Alessandra Fava
13 febbraio 2024
La guerra sottrae il premier Benjamin Netanyahu ai suoi processi. Gli israeliani li chiamano per numero. Il caso 1.000 aperto nel dicembre del 2016 riguarda i regali fatti da due megamiliardari al premier e alla moglie. Il caso 2.000 riguarda invece delle telefonate col direttore di Yedioth Ahronoth su come indebolire il partito Israel Hayom.
Il caso 4.000 è relativo alle norme favorevoli alla compagnia di telecomunicazioni Bezeq e conseguenti mazzette ricevute da Netanyahu mentre era ministro delle telecomunicazioni (2014-2017).
Morale il premier è accusato di frode in tutti i fascicoli e per il 1.000 e 2.000 anche di aver violato la fiducia in lui riposta e nel caso 4.000 di aver preso delle tangenti.
Relativamente al 4.000 il Tribunale ha appena intimato la chiusura di due testate coinvolte nell’affaire, il sito di notizie Walla e il giornale Yedioth Aharonoth, più una multa di 800 mila shekel (217 mila dollari) nei confronti della società Bezeq.
Tra familiari dei 134 ostaggi e contestatori vari, i presidi sotto le case del premier continuano incessanti. I giornali israeliani da settimane riportano le proteste di piazza che chiedono dimissioni subito del premier, un rimpasto per eliminare i ministri più oltranzisti e un passo indietro come fece Golda Meier dopo la guerra dello Yom Kippur. Nei sondaggi però la linea sembra più cauta, le elezioni subito sarebbero caldeggiate dal 63 per cento degli israeliani, mentre il resto si oppone (su un campione di 500 israeliani intervistati). Sta di fatto che i processi del premier per ora sono accantonati. Finché c’è guerra c’è speranza, ma solo per Netanyahu.
Intanto i media lanciano frecce al premier ma sembrano tutte spuntate. A gennaio Haaretz ha scritto che Bibi tre anni fa aveva promesso un ventennio di pace e non ci sono mai stati tanti israeliani morti; che aveva promesso di fermare i terroristi e ha lasciato che Hamas si armasse fino ai denti; che dal 7 ottobre in poi ha corroso tutti i rapporti instaurati con gli stati arabi ma anche quelli con gli Usa e con l’Europa e che ora promette di salvare gli ostaggi e sconfiggere Hamas, due obiettivi in contemporanea che non sembrano per niente raggiungibili.

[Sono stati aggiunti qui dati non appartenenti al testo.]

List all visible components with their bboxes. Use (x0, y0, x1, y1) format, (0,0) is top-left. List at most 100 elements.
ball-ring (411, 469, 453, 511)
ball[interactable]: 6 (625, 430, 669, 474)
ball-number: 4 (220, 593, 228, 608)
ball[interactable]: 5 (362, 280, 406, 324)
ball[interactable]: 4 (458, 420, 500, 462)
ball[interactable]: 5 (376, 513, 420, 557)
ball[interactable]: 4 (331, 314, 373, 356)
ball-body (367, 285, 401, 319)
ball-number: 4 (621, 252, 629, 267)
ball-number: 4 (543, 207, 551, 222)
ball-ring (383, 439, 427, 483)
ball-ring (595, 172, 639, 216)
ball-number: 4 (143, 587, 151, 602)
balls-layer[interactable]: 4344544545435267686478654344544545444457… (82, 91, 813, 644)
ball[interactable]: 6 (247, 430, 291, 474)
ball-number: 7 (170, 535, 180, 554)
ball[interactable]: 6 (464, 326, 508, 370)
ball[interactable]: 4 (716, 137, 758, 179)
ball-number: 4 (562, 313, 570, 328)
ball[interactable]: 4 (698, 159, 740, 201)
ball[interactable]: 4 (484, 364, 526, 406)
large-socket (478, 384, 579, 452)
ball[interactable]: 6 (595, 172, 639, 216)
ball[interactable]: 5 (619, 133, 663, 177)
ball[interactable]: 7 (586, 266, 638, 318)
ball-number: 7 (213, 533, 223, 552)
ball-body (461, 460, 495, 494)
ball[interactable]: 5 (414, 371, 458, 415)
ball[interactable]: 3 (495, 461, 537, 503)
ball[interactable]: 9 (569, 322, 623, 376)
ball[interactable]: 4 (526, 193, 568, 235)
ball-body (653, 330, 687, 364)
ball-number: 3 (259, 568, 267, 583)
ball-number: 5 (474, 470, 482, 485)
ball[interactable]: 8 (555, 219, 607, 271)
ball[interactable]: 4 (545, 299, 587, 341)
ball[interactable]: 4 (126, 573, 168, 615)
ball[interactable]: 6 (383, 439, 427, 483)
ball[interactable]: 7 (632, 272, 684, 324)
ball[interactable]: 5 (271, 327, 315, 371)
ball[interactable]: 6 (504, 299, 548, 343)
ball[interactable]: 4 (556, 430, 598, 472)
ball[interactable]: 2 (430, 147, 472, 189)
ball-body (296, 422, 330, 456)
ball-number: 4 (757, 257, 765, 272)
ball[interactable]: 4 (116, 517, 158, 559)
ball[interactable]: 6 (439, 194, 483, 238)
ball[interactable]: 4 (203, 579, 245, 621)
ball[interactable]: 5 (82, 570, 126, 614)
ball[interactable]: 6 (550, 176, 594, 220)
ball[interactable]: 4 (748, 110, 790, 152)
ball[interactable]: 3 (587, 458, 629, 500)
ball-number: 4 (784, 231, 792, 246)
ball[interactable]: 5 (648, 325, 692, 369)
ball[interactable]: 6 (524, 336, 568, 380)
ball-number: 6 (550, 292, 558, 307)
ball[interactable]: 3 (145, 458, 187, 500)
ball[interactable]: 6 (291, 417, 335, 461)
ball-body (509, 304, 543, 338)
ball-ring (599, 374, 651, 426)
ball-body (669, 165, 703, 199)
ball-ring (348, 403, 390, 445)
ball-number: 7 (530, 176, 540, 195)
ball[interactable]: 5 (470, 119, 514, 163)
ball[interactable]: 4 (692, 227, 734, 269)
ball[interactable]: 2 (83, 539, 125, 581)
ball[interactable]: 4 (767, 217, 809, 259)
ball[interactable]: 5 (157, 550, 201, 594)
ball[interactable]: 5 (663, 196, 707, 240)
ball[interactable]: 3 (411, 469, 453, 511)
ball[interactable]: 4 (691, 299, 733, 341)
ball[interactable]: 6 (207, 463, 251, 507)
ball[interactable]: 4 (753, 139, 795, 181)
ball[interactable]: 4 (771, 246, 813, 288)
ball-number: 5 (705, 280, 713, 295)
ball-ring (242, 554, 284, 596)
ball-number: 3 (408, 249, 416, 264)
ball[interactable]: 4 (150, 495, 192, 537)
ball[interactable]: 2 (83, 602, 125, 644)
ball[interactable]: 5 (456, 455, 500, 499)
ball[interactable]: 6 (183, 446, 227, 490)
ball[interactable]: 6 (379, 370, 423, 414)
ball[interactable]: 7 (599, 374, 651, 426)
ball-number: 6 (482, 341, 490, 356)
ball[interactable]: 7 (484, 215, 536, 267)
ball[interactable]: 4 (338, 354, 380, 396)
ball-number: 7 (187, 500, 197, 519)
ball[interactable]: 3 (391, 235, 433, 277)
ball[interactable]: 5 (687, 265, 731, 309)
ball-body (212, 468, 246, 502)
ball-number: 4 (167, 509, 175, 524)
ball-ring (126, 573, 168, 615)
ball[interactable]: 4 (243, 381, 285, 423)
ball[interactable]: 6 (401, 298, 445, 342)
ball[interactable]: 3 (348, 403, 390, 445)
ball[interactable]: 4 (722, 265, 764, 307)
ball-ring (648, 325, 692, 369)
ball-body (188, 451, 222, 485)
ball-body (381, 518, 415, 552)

Quindi la guerra con Hamas continua e non a Rafah che lui minaccia di attaccare, ma a Khan Younis dove gli scontri vanno avanti da settimane (sono morti in questi giorni altri tre soldati).
Quindi la guerra tiee campo e ogni tanto qualche vignetta e qualche fondo rispolvera la memoria delle accuse a Bibi. Tornano particolari come i 200 mila dollari accettati in champagne e sigari per vent’anni e i gioielli per oltre 3 mila dollari ricevuti da Sara, personaggio non molto amato nel suo paese per l’atteggiamento da stella di Hollywood e vari eccessi. Nel dubbio a uno dei due miliardari del caso 1.000 il premier aveva anche garantito l’esenzione dalle tasse visto che tornava ad essere residente in Israele. Intanto Sara, la moglie di Bibi, si è fatta vedere e riprendere qualche giorno fa all’ultima udienza del processo 1.000 nel tribunale di Gerusalemme dove deponeva un ex generale.
Adesso Bibi ha lanciato la sua nuova sfida: radere al suolo Rafah. Così tutti tengono il fiato sospeso per un po’. La guerra continua e il governo anche.